They headed for New York or
     Chicago after the war, hoping for a job in the expanding
pink-collar sector--in some glamorous
     office tower with wedding cake trim, maybe. Scared girls, sexy
girls, average girls; but a little bit
     braver. Girls with names like Gladys and Rita and Thelma. Girls who
listened to Julie London and
     Peggy Lee records. Girls who lived in Brooklyn. Girls who went out
with married men and took
     themselves to the Automat for Boston cream pie and black coffee.
Girls with hennaed hair and
     pallid skin and bitten fingernails. Girls who wore tight skirts and
cinch belts made of patent
     leather. Girls who might be played, in the movies, by Gloria
Grahame or Jane Greer or Shelley
     Winters. Girls who left small towns where they could hardly breathe
without causing a scandal.
     Girls with families that never knew just what to make of them.
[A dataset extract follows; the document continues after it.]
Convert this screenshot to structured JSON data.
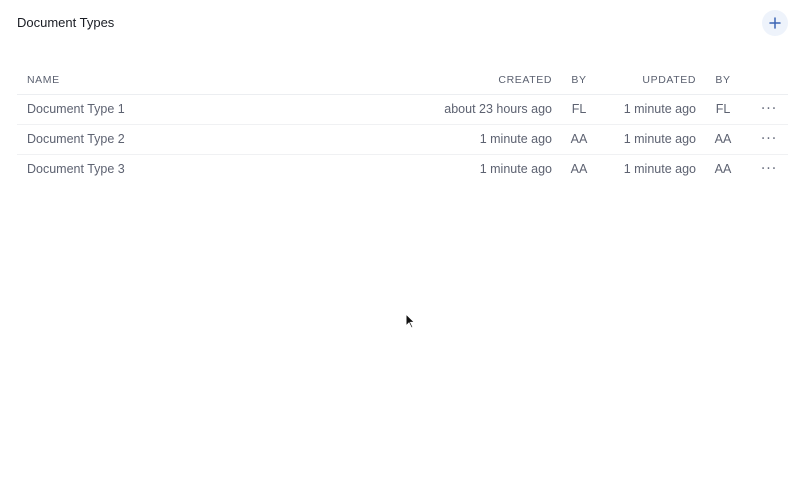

Girls who weren't really trying to
     carve out a new path to autonomy, just banking on a new rotation of
guys to get loaded with on
     Saturday night, or a new view out the window. Girls who never gave
a thought to their rights,
     except perhaps their right to fun.

     A young woman's decision to transplant herself, alone, to the big
city was a bold one in those
     days. She was defying generations of cautionary tales that told her
the metropolis was a girl's
     undoing. The last great wave of female migration to the cities--the
factory girls, the telegraph
     operators and the "typewriters" of the 1880s and '90s--had produced
a vast storehouse of
     anxious reportage by muckraking journalists, urban reformers and
social hygienists. In their
     critical account of it, the city was above all a place of
display--of glittering shopwindows, cheap
     finery, racy theatrical entertainments. And to this kind of
seduction, the thinking went, young
     women were particularly vulnerable. Department stores alone, warned
Zola in Au Bonheur des
     Dames, "awakened in [their] flesh new desires," excited "the
madness of fashion" to which
     eventually, fatally, they must succumb. "When a girl leaves her
home at eighteen, she does one of
     two things," Dreiser wrote in Sister Carrie, which is, among other
things, the apotheosis of these
     worries. "Either she falls into saving hands and becomes better, or
she rapidly assumes the
     cosmopolitan standard of virtue and becomes worse.... The city has
its cunning wiles, no less than
     the infinitely smaller and more human tempter." Bettie disappeared
from the city in 1957. She
     missed the pay-off. By the mid-1960s, the single girl in the city
had herself become fashionable.
     This new cohort had a manifesto (Sex and the Single Girl), an
anthem ("Downtown"), a tony fairy
     tale (Breakfast at Tiffany's), and a television show ("That Girl").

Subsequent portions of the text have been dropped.